Page MenuHomePhabricator

Special:Import cannot import characters like ä, á, ...
Closed, DeclinedPublic

Description

Author: friedrich.gelbard

Description:
If you export a German page like http://de.wikipedia.org/wiki/Haus and reimport
the page into mediawiki the charcters like ä,ö,ü,á,<,... cause an import failure.

Conclusion how can you imoprt an exported page with these chacters?


Version: 1.9.x
Severity: normal
OS: Windows XP
Platform: PC

Details

Reference
bz9906

Event Timeline

bzimport raised the priority of this task from to Medium.Nov 21 2014, 9:41 PM
bzimport set Reference to bz9906.
bzimport added a subscriber: Unknown Object (MLST).

Please provide very detailed steps to reproduce the problem, as this has always
worked correctly for us.

friedrich.gelbard wrote:

Thanks for the hint, which brought me to an idea.

The Bug is as follows:

We have a Linux SuSE 10.2 server where MediaWiki 1.9.2 is installed.

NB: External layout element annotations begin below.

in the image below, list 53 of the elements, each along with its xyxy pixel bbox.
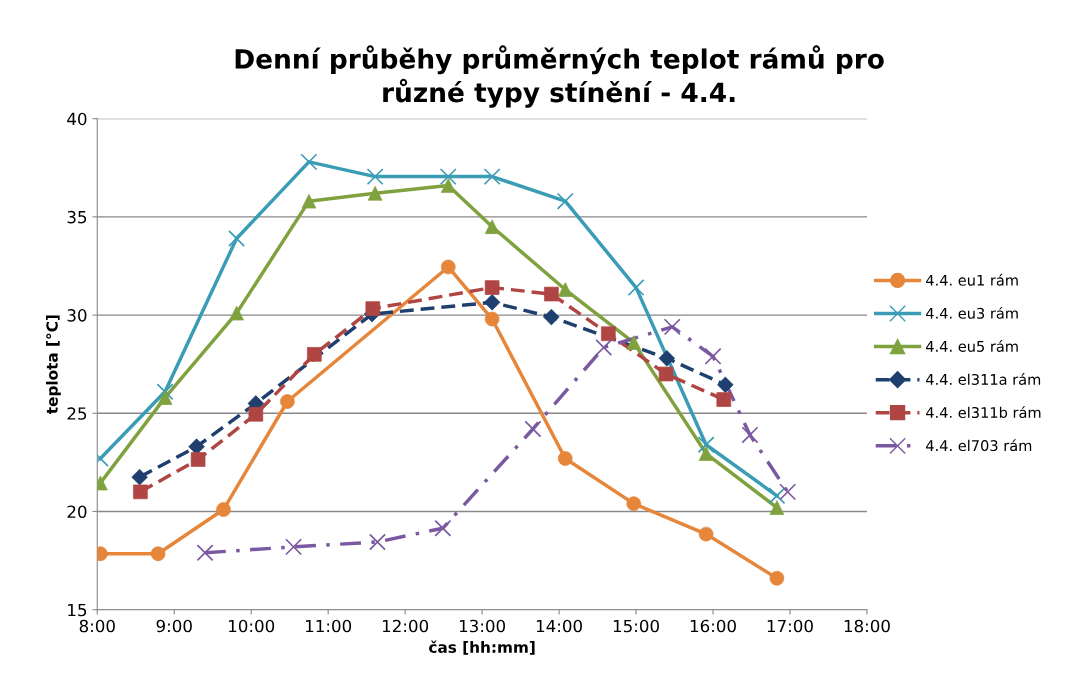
legend-label: 4.4. el703 rám <box>926 439 1032 452</box>
y-tick-label: 20 <box>67 505 87 519</box>
point <box>543 308 560 326</box>
point <box>658 366 674 382</box>
y-tick-label: 30 <box>67 309 87 322</box>
point <box>366 168 384 186</box>
point <box>483 168 501 186</box>
x-tick-label: 14:00 <box>536 619 582 633</box>
point <box>300 153 318 171</box>
point <box>626 335 642 350</box>
x-tick-label: 13:00 <box>459 619 506 633</box>
point <box>524 420 542 438</box>
y-tick-label: 40 <box>67 112 87 126</box>
point <box>228 230 246 247</box>
legend-label: 4.4. eu5 rám <box>926 340 1018 352</box>
point <box>768 487 786 505</box>
point <box>368 533 386 551</box>
point <box>365 301 381 316</box>
point <box>595 339 613 356</box>
legend-label: 4.4. eu1 rám <box>926 273 1018 286</box>
point <box>556 192 574 210</box>
point <box>663 318 681 336</box>
x-tick-label: 8:00 <box>79 619 115 633</box>
point <box>779 483 797 501</box>
y-axis-title: teplota [°C] <box>46 315 61 415</box>
x-tick-label: 9:00 <box>156 619 192 633</box>
x-tick-label: 12:00 <box>382 619 429 633</box>
point <box>741 426 759 444</box>
x-tick-label: 11:00 <box>306 619 352 633</box>
x-axis-title: čas [hh:mm] <box>429 640 535 655</box>
x-tick-label: 10:00 <box>229 619 275 633</box>
y-tick-label: 15 <box>68 603 87 617</box>
legend-label: 4.4. el311a rám <box>926 373 1041 385</box>
point <box>307 347 322 362</box>
point <box>704 347 722 365</box>
legend-label: 4.4. el311b rám <box>926 406 1041 419</box>
y-tick-label: 25 <box>67 407 87 420</box>
point <box>248 406 264 422</box>
x-tick-label: 18:00 <box>844 619 890 633</box>
chart-title: Denní průběhy průměrných teplot rámů pro různé typy stínění - 4.4. <box>235 45 884 108</box>
y-tick-label: 35 <box>67 210 87 224</box>
point <box>196 544 214 562</box>
point <box>156 383 174 401</box>
point <box>285 538 303 556</box>
point <box>627 279 645 297</box>
x-tick-label: 15:00 <box>613 619 659 633</box>
legend-label: 4.4. eu3 rám <box>926 306 1018 319</box>
point <box>439 168 457 186</box>
x-tick-label: 16:00 <box>690 619 736 633</box>
x-tick-label: 17:00 <box>767 619 813 633</box>
point <box>697 436 715 454</box>
point <box>769 500 785 515</box>
point <box>434 519 452 537</box>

If you use Linux clients for import and export everything works fine.

We made the mistake and used a WindowsXP SP2 client for import and export.
The export of Wiki pages works fine so far but as soon as you save the exported source code of the page under Windows and reimport it into MediaWiki no conversion of the file format between Windows and Linux is made.

At least a warning should be issued saying: "You use a different operating system - file format may not be compatible."

Thanks for your help

No such restriction exists. Please do the following:

  1. provide an exact description of how you performed these saves
  1. provide a sample of a damaged file

friedrich.gelbard wrote:

Import this file into a mediawiki and you'll get an import failure

  1. Export a Wikipedia page
  2. Copy and paste the resulting xml code into an editor under Windows (You'll get a Dos/Windows ANSI textfile)
  3. And import this manually created file into a Mediawiki. You'll get an import failure.

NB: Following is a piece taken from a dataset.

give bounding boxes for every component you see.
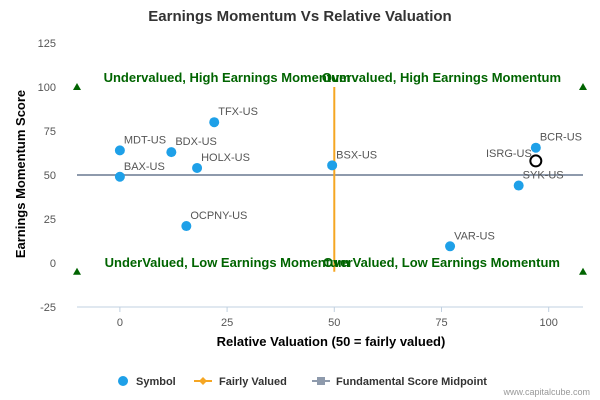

If you save the file directly from the web browser the import works. (You'll get a UNIX ANSI as UFT-8 textfile)

Attached:

robchur wrote:

Well, when working with UTF-8, use an editor capable of dealing with it, or the browser's "Save As XML" (or similar) option. Even IE gets this right...

If used correctly and by means of suitable browsers, this seems to work; I'm chaning it to WORKSFORME.